Berita Apakah Banyak Islamofobia di Inggris?

by


Jakarta, Pahami.id

Bahasa inggris dilanda kerusuhan setelah tiga anak tewas ditikam di Southport, Merseyside, pada Senin (29/7) pekan lalu.

Insiden penikaman itu terjadi di acara bertema Taylor Swift di sebuah sekolah tari di Southport. Tiga gadis yakni Bebe King (6), Elsie Dot Stancombe (7), dan Alice Dasilva Agular (9) tewas akibat kejadian tersebut. Sepuluh orang lainnya juga terluka.


Kerusuhan terjadi setelah beredar rumor di media sosial bahwa pelaku penikaman adalah seorang imigran Muslim. Warga negara Inggris juga melakukan demonstrasi yang menyasar para pencari suaka dan komunitas Muslim di beberapa wilayah Inggris.

Para pengunjuk rasa yang sebagian besar beraliran kanan juga menyerang masjid-masjid dan menimbulkan kekacauan dengan menjarah toko-toko, menghancurkan fasilitas-fasilitas umum dan membakar mobil.

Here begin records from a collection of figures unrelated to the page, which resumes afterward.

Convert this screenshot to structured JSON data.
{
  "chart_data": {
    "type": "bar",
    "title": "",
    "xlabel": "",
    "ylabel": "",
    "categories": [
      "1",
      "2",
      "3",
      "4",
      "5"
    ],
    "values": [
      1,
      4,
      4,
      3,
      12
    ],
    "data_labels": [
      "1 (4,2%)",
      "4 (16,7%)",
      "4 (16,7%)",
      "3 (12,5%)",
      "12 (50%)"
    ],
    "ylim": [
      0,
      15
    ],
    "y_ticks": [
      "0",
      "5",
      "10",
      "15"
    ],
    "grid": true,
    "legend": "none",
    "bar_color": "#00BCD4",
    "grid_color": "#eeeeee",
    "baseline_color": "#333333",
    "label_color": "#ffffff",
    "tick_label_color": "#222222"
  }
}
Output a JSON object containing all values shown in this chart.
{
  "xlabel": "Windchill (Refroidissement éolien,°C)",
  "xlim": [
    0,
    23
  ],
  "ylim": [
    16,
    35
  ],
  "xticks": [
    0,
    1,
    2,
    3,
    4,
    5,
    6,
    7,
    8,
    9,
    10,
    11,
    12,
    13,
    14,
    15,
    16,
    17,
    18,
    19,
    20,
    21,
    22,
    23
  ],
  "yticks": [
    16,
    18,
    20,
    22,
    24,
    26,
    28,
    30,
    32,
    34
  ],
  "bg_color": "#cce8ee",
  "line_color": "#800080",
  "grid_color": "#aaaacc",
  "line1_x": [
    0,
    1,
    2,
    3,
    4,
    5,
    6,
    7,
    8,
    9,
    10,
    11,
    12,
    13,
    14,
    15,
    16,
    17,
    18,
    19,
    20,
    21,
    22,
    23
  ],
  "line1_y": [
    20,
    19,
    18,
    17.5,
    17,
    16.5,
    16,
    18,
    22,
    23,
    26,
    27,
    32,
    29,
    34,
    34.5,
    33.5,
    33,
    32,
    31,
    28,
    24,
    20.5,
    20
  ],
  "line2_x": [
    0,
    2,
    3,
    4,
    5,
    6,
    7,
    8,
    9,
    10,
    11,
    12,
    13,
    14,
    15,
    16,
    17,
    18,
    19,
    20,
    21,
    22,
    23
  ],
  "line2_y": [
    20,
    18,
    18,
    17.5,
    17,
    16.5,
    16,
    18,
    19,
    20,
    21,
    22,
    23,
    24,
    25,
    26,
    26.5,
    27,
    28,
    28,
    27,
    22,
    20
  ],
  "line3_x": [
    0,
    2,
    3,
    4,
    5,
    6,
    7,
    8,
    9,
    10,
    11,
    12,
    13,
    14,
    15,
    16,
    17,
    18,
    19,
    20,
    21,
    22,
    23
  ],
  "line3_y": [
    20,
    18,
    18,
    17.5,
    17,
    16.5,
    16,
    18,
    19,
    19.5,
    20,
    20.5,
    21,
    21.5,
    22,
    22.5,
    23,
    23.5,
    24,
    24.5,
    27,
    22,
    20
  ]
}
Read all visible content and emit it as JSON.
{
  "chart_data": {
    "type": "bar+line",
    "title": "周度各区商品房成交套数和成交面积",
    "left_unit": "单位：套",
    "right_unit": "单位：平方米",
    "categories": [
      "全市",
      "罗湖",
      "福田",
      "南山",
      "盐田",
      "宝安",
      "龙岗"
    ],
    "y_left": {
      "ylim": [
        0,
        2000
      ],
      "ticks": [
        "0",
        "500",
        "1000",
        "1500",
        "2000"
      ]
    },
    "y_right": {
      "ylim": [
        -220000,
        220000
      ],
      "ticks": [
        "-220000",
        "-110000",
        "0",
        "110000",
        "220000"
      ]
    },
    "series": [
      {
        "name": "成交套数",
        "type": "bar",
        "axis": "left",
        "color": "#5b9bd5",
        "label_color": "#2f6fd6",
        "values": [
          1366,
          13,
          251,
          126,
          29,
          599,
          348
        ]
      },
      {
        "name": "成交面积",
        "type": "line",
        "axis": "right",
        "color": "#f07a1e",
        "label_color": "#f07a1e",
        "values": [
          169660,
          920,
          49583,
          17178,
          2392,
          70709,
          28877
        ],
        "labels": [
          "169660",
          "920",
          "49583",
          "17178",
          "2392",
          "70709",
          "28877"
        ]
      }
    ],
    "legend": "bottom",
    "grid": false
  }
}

Faktanya, polisi telah mengidentifikasi bahwa pelaku penikaman bukanlah seorang imigran, melainkan seorang remaja berusia 17 tahun asal Banks, Lancashire, sekitar 8 kilometer dari lokasi penyerangan.

Pelaku lahir di Cardiff, ibu kota sekaligus kota terbesar di negara bagian Wales, Inggris.

Menurut beberapa ahli, demonstrasi sayap kanan seperti ini dipicu oleh sentimen Islamofobia di kalangan sebagian warga Inggris.

Runnymede Trust, sebuah wadah pemikir kesetaraan ras dan hak-hak sipil, mengatakan bahwa “kekerasan rasis semacam ini telah muncul di bawah permukaan” masyarakat Inggris sejak lama.

“Apa yang terjadi adalah akibat langsung dari rasisme dan Islamofobia selama bertahun-tahun, yang dilakukan oleh politisi dan media Inggris,” kata juru bicara Runnymede Trust. Independen.

Menurut data Home Office, terjadi peningkatan insiden dan retorika Islamofobia dalam beberapa tahun terakhir di Inggris.

Sebuah laporan yang diterbitkan oleh Tell MAMA pada tahun 2023 mengungkapkan bahwa insiden Islamofobia meningkat dua kali lipat di Inggris antara tahun 2012-2022.

Secara umum, kejadian tersebut disebabkan oleh meningkatnya aktivitas sayap kanan, serangan anti-Muslim di dunia, wacana politik, serta kampanye referendum Brexit.

Pada bulan Maret, umat Islam di Inggris mengatakan mereka takut meninggalkan rumah mereka pada malam hari karena jumlah insiden Islamofobia meningkat sebesar 365 persen sejak serangan Hamas terhadap Israel pada 7 Oktober.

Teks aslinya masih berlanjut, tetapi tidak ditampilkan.